Debian: Host unlock sometimes fails with heartbeat loss
Affects | Status | Importance | Assigned to | Milestone | |
---|---|---|---|---|---|
StarlingX |
Fix Released
|
Medium
|
Eric MacDonald |
Bug Description
Brief Description
-----------------
Unlock of a system node is seen to sometimes fail with a heartbeat loss.
Initial analysis shows that a slower shutdown sequence in Debian can
trick the offline handler into seeing the node as recovered when in
fact it's still shutting down.
This early recover leads to the enable heartbeat soak test failure
Severity
--------
Major: Unlock takes longer than it should due to retry
Steps to Reproduce
------------------
In a Debian installed and provisioned system ...
system host-lock <hostname>
sleep 60
system host-unlock <hostname>
Expected Behavior
------------------
Host goes enabled after single unlock reboot.
Actual Behavior
----------------
Host unlock fails and is retried.
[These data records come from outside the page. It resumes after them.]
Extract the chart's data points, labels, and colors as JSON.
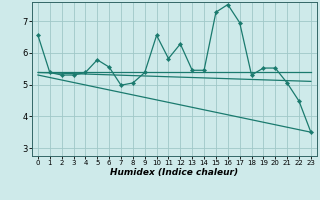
{
  "xlabel": "Humidex (Indice chaleur)",
  "xlim": [
    -0.5,
    23.5
  ],
  "ylim": [
    2.75,
    7.6
  ],
  "yticks": [
    3,
    4,
    5,
    6,
    7
  ],
  "xticks": [
    0,
    1,
    2,
    3,
    4,
    5,
    6,
    7,
    8,
    9,
    10,
    11,
    12,
    13,
    14,
    15,
    16,
    17,
    18,
    19,
    20,
    21,
    22,
    23
  ],
  "bg_color": "#ceeaea",
  "grid_color": "#a0c8c8",
  "line_color": "#1a7a6e",
  "series": [
    {
      "x": [
        0,
        1,
        2,
        3,
        4,
        5,
        6,
        7,
        8,
        9,
        10,
        11,
        12,
        13,
        14,
        15,
        16,
        17,
        18,
        19,
        20,
        21,
        22,
        23
      ],
      "y": [
        6.55,
        5.38,
        5.3,
        5.3,
        5.38,
        5.78,
        5.55,
        4.98,
        5.05,
        5.38,
        6.55,
        5.82,
        6.28,
        5.45,
        5.45,
        7.28,
        7.52,
        6.95,
        5.3,
        5.52,
        5.52,
        5.05,
        4.48,
        3.5
      ],
      "marker": true
    },
    {
      "x": [
        0,
        23
      ],
      "y": [
        5.38,
        5.38
      ],
      "marker": false
    },
    {
      "x": [
        0,
        23
      ],
      "y": [
        5.38,
        5.1
      ],
      "marker": false
    },
    {
      "x": [
        0,
        23
      ],
      "y": [
        5.3,
        3.5
      ],
      "marker": false
    }
  ]
}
This leads to 2 more reboots ; and possibly but rarely more.
Reproducibility
---------------
less than 5% reproducible
System Configuration
-------
All-In-One IPV4 and IPV6, possibly standard as well.
Branch/Pull Time/Commit
-------
2022-09-01_18-00-06
Last Pass
---------
CentOS
Timestamp/Logs
--------------
2022-09-
Test Activity
-------------
Automated Regression Testing
Workaround
----------
System auto recovers after first failure.
Lock and Unlock if the node enters Auto Recovery Disable state due to 2 back to back unlock enable failures in a row.
Changed in starlingx: | |
assignee: | nobody → Eric MacDonald (rocksolidmtce) |
Changed in starlingx: | |
importance: | Undecided → Medium |
tags: | added: stx.8.0 stx.metal |
Fix proposed to branch: master /review. opendev. org/c/starlingx /metal/ +/862161
Review: https:/